Variável: População residente de homens em favelas e comunidades urbanas (13103)

Número de Tabelas: 1

Esta variável estatística do Sistema IBGE de Recuperação Automática, SIDRA, fornece o dado detalhado sobre a população residente masculina que habita favelas e comunidades urbanas. Trata-se de um componente demográfico crucial que isola a contagem de homens neste tipo específico de assentamento urbano. O acompanhamento dessa variável não mede apenas o número absoluto de habitantes; ele é fundamental para mapear as características estruturais de grupos populacionais que enfrentam condições socioeconômicas e urbanísticas frequentemente distintas das áreas centralizadas ou formalmente planejadas da cidade.

A importância deste dado reside na capacidade de desagregação demográfica, permitindo que os estatísticos superem a visão agregada do município inteiro. Ao monitorar especificamente a população masculina residente nessas comunidades, o IBGE possibilita identificar padrões migratórios, taxas de formação familiar e estruturas etárias específicas desse grupo. Esta informação é vital para entender as dinâmicas populacionais em contextos urbanos informais, onde os padrões socioeconômicos podem influenciar desigualmente diferentes faixas etárias ou gêneros.

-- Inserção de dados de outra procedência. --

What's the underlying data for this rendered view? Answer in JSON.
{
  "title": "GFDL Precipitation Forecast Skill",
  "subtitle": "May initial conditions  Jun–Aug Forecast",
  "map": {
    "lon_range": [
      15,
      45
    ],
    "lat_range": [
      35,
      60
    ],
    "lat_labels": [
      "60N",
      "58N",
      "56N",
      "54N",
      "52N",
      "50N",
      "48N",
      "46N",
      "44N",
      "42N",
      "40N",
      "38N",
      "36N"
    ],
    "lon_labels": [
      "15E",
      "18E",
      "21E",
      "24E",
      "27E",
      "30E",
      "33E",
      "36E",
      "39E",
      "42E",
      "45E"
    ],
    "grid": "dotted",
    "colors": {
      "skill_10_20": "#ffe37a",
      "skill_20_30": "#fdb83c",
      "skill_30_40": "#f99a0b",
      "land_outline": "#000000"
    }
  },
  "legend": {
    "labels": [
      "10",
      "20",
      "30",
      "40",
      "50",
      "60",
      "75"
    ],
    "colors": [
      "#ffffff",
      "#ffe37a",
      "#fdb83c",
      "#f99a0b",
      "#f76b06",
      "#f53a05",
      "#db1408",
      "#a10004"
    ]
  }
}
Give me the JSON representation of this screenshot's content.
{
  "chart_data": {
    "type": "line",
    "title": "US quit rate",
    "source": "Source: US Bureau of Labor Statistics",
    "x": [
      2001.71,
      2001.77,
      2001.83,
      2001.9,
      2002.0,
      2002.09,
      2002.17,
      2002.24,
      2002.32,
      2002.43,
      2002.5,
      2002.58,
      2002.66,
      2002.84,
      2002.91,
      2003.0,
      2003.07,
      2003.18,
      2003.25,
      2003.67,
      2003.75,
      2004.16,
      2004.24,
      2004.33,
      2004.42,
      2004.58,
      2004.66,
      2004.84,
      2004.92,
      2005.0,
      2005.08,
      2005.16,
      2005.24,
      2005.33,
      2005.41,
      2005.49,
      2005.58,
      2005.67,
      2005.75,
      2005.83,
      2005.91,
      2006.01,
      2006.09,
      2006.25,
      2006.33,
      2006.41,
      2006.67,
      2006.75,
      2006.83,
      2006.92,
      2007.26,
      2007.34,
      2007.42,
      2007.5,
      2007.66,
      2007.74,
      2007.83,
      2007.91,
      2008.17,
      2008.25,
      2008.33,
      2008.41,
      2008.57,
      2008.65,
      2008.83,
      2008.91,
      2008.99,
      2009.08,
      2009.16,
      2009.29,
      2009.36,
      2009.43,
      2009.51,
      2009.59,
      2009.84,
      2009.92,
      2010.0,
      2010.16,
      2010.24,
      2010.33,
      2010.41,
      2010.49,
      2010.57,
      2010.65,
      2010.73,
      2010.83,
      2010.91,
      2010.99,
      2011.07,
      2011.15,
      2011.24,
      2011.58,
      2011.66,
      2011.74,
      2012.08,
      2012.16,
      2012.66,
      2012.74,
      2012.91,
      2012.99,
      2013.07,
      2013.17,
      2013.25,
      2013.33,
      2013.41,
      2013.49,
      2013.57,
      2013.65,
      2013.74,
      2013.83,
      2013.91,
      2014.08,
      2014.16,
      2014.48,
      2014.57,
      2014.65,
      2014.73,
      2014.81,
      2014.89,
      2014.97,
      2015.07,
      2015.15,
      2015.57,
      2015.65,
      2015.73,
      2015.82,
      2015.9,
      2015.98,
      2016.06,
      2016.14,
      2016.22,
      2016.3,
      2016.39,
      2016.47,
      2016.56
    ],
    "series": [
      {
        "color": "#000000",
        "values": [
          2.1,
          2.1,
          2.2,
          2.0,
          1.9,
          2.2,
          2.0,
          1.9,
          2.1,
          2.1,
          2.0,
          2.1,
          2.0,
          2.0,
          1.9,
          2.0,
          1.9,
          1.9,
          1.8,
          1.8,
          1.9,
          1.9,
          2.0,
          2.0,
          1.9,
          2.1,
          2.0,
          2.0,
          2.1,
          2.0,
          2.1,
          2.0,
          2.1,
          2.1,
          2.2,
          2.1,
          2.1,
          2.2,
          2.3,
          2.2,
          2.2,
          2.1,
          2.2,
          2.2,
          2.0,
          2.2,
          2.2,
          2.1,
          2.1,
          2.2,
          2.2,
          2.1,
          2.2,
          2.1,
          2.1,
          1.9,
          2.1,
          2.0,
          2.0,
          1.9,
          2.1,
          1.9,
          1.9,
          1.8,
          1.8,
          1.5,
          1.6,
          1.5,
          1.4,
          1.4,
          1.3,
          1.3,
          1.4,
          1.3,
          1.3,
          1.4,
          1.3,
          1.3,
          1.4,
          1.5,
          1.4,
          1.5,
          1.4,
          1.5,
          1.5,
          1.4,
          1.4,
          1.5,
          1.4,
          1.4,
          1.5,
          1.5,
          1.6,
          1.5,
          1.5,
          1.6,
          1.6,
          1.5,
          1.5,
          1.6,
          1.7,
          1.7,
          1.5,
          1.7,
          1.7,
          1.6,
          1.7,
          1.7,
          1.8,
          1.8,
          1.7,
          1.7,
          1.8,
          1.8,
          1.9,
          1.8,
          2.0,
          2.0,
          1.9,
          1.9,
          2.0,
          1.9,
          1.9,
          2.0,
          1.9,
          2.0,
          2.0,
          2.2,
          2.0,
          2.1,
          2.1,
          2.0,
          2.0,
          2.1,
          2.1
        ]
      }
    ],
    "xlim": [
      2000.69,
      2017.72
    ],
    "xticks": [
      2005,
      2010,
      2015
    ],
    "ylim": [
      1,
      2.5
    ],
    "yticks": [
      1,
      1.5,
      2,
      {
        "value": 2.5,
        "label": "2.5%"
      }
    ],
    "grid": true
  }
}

No âmbito das estatísticas oficiais, a variável População residente de homens em favelas e comunidades urbanas contribui diretamente para o cálculo e análise de índices complexos. Conforme ilustrado pelas tabelas correlatas, ela é utilizada como um componente fundamental na determinação do índice de envelhecimento, da idade mediana e da razão de sexo dessa população específica, com desagregação por cor ou raça. Esse uso indica que a variável não apenas fornece uma contagem populacional, mas subsidia o cálculo de indicadores avançados de estrutura etária e equidade de gênero em ambientes urbanos vulneráveis.

Para as políticas públicas e análises acadêmicas, a utilização desta métrica permite um direcionamento mais preciso de recursos governamentais. Por exemplo, ao se analisar índices como o envelhecimento ou a razão de sexo segregadamente por favelas e comunidades, os gestores podem identificar se uma tendência demográfica (como aumento da população idosa masculina) requer maior investimento em saúde gerontológica diferenciada, ou se há um desequilíbrio sexual que afeta programas sociais específicos. Portanto, o acompanhamento contínuo deste dado permite a formulação de políticas urbanas e de assistência social altamente segmentadas, atendendo às necessidades demográficas específicas dos moradores desses assentamentos.